Diese Situation bildet den Rahmen für die soeben abgeschlossene Dissertation (Steiner: 2016). In der Arbeit wird beleuchtet, was in der Erwachsenenbildungsforschung einerseits und in der Berufssoziologie andererseits unter Profession und Professionalisierung verstanden wird. Weiters forscht die Arbeit danach, wie die berufliche Gruppe der ErwachsenenbildnerInnen mit ihren sehr unterschiedlich gelagerten Subkulturen erfasst werden könnte. Gerade die Unterschiede in den gelebten Selbstverständlichkeiten, Werten und Sprachgebrauch (vom Alphabetisierungstraining bis zu innerbetrieblicher Weiterbildung) macht es, so die Forschungsergebnisse bislang, so unwahrscheinlich, dass Professionalisierung im Sinne eines gemeinsamen Berufsverständnisses aller Erwachsenenbildner/innen gelingt. Andererseits bilden jedoch geteilte kulturelle Elemente einen wertvollen „Kitt“ und eine Basis für Professionalisierung und können daher nicht ignoriert werden.
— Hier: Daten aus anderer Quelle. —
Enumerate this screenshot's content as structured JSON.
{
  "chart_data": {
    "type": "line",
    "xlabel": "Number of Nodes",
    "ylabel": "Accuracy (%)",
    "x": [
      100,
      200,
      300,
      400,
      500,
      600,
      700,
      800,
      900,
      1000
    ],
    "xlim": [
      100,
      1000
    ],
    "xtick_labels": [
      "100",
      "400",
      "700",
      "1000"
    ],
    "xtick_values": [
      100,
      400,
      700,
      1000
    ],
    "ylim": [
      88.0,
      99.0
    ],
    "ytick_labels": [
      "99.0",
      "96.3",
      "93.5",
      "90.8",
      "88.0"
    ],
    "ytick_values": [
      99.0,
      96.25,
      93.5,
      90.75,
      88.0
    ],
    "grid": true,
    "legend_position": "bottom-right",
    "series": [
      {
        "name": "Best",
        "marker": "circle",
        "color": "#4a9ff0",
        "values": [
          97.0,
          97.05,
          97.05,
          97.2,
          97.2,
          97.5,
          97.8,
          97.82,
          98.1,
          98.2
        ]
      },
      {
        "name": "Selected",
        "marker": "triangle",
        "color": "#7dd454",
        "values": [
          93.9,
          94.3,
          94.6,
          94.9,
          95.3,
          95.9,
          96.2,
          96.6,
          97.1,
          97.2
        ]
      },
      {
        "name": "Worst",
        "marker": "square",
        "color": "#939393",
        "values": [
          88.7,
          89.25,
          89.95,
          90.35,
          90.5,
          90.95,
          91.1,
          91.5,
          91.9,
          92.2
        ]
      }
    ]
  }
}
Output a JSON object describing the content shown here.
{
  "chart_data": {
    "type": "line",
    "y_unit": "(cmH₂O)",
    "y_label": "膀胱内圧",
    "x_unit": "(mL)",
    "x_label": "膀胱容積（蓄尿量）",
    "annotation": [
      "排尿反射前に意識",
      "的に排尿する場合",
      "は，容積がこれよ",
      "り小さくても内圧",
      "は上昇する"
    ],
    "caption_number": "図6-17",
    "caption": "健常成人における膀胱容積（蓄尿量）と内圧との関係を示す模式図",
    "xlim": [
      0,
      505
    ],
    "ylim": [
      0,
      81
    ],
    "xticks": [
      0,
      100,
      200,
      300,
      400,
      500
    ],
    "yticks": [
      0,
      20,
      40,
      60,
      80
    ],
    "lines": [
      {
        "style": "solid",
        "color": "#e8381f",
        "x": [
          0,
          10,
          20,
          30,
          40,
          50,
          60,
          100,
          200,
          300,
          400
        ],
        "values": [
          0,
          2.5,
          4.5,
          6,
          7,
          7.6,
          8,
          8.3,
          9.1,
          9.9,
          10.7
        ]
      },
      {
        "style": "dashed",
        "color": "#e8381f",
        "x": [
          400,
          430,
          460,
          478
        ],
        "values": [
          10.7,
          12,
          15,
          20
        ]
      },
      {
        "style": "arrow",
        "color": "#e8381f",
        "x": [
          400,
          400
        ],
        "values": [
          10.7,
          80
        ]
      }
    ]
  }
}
Die Arbeit bietet theoretische Instrumente für jene, die praktisch oder theoretisch mit den Fragen von Professionalisierung beschäftigt sind. Im Folgenden werden vier Punkte aus dem Teil I „Professionalisierung-Theoretische Verortung“ vorgestellt.
1. Strukturelle versus individuelle Professionalisierung
Im Rahmen der deutschsprachigen pädagogischen Disziplin kann man zwei Bedeutungsweisen verorten, deren Vermischung zu Verwirrung führen kann: „Professionalisierung“ kann aus dem Blickwinkel der „Kompetenz und gekonnten Leistungen von Berufstätigen“ gesehen werden oder aus dem Blickwinkel einer „Berufsgruppe im Sinne der Gewinnung des Berufs- oder Professionsstatus in der Gesellschaft“ (Helsper & Tippelt: 2011, S. 275). Die erste Bedeutungsweise kann man mit „individuelle Professionalisierung“ benennen, die zweite mit „strukturelle Professionalisierung“.
„Strukturelle Professionalisierung“ definiert Kraus (2012, S. 39) folgendermaßen:
„Den gesellschaftlichen Aushandlungsprozess, die erreichten Merkmale einer Profession zu festigen und weitere zu erreichen, kann man als strukturelle Professionalisierung bezeichnen, die in der Regel von den Angehörigen einer Profession zielgerichtet verfolgt wird. Dies beinhaltet neben Qualifizierungsaspekten und Formen der Selbstorganisation auch die Verstetigung von Erwerbschancen auf hohem Niveau, also die Konstitution eines professionellen Beschäftigungsfeldes. Der gesellschaftliche Charakter der Professionen bedingt dabei, dass auch nach Erreichen der Anerkennung als Profession weiterhin Anstrengungen unternommen werden müssen, diese zu erhalten und auch gegenüber anderen Anspruchsgruppen zu behaupten.“
Strukturelle Professionalisierung bedeutet dem entsprechend den Prozess des Entstehens gesellschaftlicher Strukturen, welche die Profession über längere Zeit sichern, diese definieren und festlegen. Diese Selbstorganisation und das Betreiben durch eine Gruppe Professionsangehöriger hat die Erwachsenenbildungsforschung auch im Blick, wenn sie den Begriff „kollektive Professionalisierung“ verwendet ( Aschemann & Schmid: 2015).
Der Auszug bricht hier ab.